Monday, October 27, 2014

O IRS das pessoas sem filhos

Há dias, parte do país ia entrando em choque com a revelação de que as alterações do código do IRS para beneficiar as famílias com filhos dependentes, situação a que o governo respondeu com o tal esquema de se poder escolher a mais vantajosa de duas fórmulas.

Entretanto já toda a gente percebeu que "beneficiar famílias com filhos" e "prejudicar famílias sem filhos" são duas maneiras de dizer fundamentalmente a mesma coisa (no fundo, "discriminação positiva" é coisa que não existe: discriminar positivamente a favor de A implica discriminar negativamente contra B); afinal, se se quer obter uma determinada receita fiscal, e se reduz o que se cobra às famílias com filhos, tem que se aumentar o que se cobra às pessoas sem filhos.

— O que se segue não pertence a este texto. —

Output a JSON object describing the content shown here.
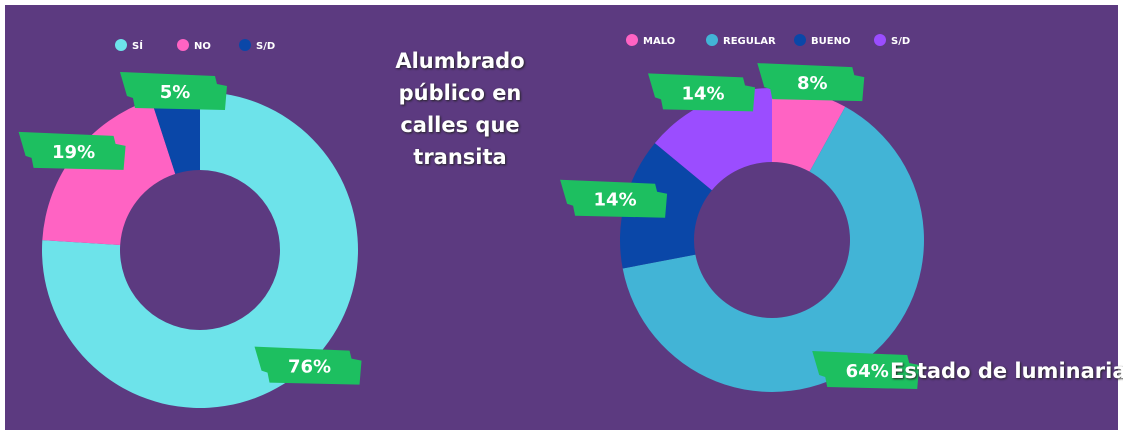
{
  "chart_data": [
    {
      "type": "donut",
      "title": "Alumbrado público en calles que transita",
      "categories": [
        "SÍ",
        "NO",
        "S/D"
      ],
      "values": [
        76,
        19,
        5
      ],
      "value_labels": [
        "76%",
        "19%",
        "5%"
      ],
      "colors": [
        "#6de3ea",
        "#ff63c3",
        "#0a47a8"
      ],
      "legend": "top"
    },
    {
      "type": "donut",
      "title": "Estado de luminaria",
      "categories": [
        "MALO",
        "REGULAR",
        "BUENO",
        "S/D"
      ],
      "values": [
        8,
        64,
        14,
        14
      ],
      "value_labels": [
        "8%",
        "64%",
        "14%",
        "14%"
      ],
      "colors": [
        "#ff63c3",
        "#42b4d6",
        "#0a47a8",
        "#9b4dff"
      ],
      "legend": "top"
    }
  ]
}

Mas, em teoria, seria possível beneficiar as famílias com filhos sem prejudicar as sem filhos? Consigo imaginar duas formas de isso acontecer:

- Ali em cima escrevi "se se quer obter uma determinada receita fiscal", assumindo implicitamente que, no orçamento, a despesa é a variável independente e a receita fiscal a variável dependente, isto é, que se define um determinado nível de despesa e depois vai-se cobrar os impostos necessários para pagar essa despesa. Mas se for ao contrário, ser for a despesa que varia para se ajustar à receita em vez da receita se ajustar à despesa? Nesse caso, podemos perfeitamente reduzir o IRS das famílias com filhos sem aumentar as dos sem filhos, sendo o resultado uma redução da despesa pública (devido à redução da receita) - claro que é possível que essa redução da despesa também acabe por prejudicar alguém.

- Outro cenário em que é possível benefíciar as famílias com filhos sem prejudicar as sem filhos seria se a curva de Laffer tivesse uma forma diferente para as famílias com e sem filhos, de forma que as famílias com filhos estivessem no lado negativo da curva (em que um aumento dos impostos leva a menos receita) e as sem filhos no lado positivo; nesse caso seria possível baixar os impostos às primeira sem os subir (ou talvez até reduzindo um bocadinho) às segundas. Diga-se que quando comecei a pensar neste post, até me ocorreu que bastaria (mesmo estando ambos no intervalo positivo) que a inclinação da curva fosse maior para as famílias sem filhos (ou, dito de outra maneira, que a elasticidade da oferta de trabalho fosse menor para as famílias sem flhos do que para as com filhos) para ser possível benficiar umas sem prejudicar as outras, mas não: tal apenas levaria a que seria possível reduzir os impostos às famílias com filhos sem aumentar no mesmo valor às sem filhos, mas seria à mesma preciso aumentar (claro que se estiverem todas no lado negativo da curva, também é possível beneficiar um conjunto de famílias sem prejudicar as outras, mas aí o mais lógico seria baixar a toda a gente).

O problema prático deste cenário é que suponho que, no mundo real, são as famílias/pessoas sem filhos cuja oferta de trabalho varia mais com o rendimento e portanto com os impostos (ou seja, imagino mais facilmente um solteirão a deixar de fazer horas extraordinárias porque "os impostos levam quase tudo" do que uma família com dois filhos para criar, um deles na universidade), pelo que provavelmente a curva de Laffer até se torna negativa mais depressa para estes. Assim, (unicamente) do ponto de vista da eficiência económica se calhar até faria mais sentido cobrar taxas fiscais mais elevadas às famílias com filhos!

Já agora, convém notar que não é de agora que as famílias com filhos dependentes têm beneficios no IRS - há muito que, por cada dependente, se deduz não sei quanto à matéria coletável.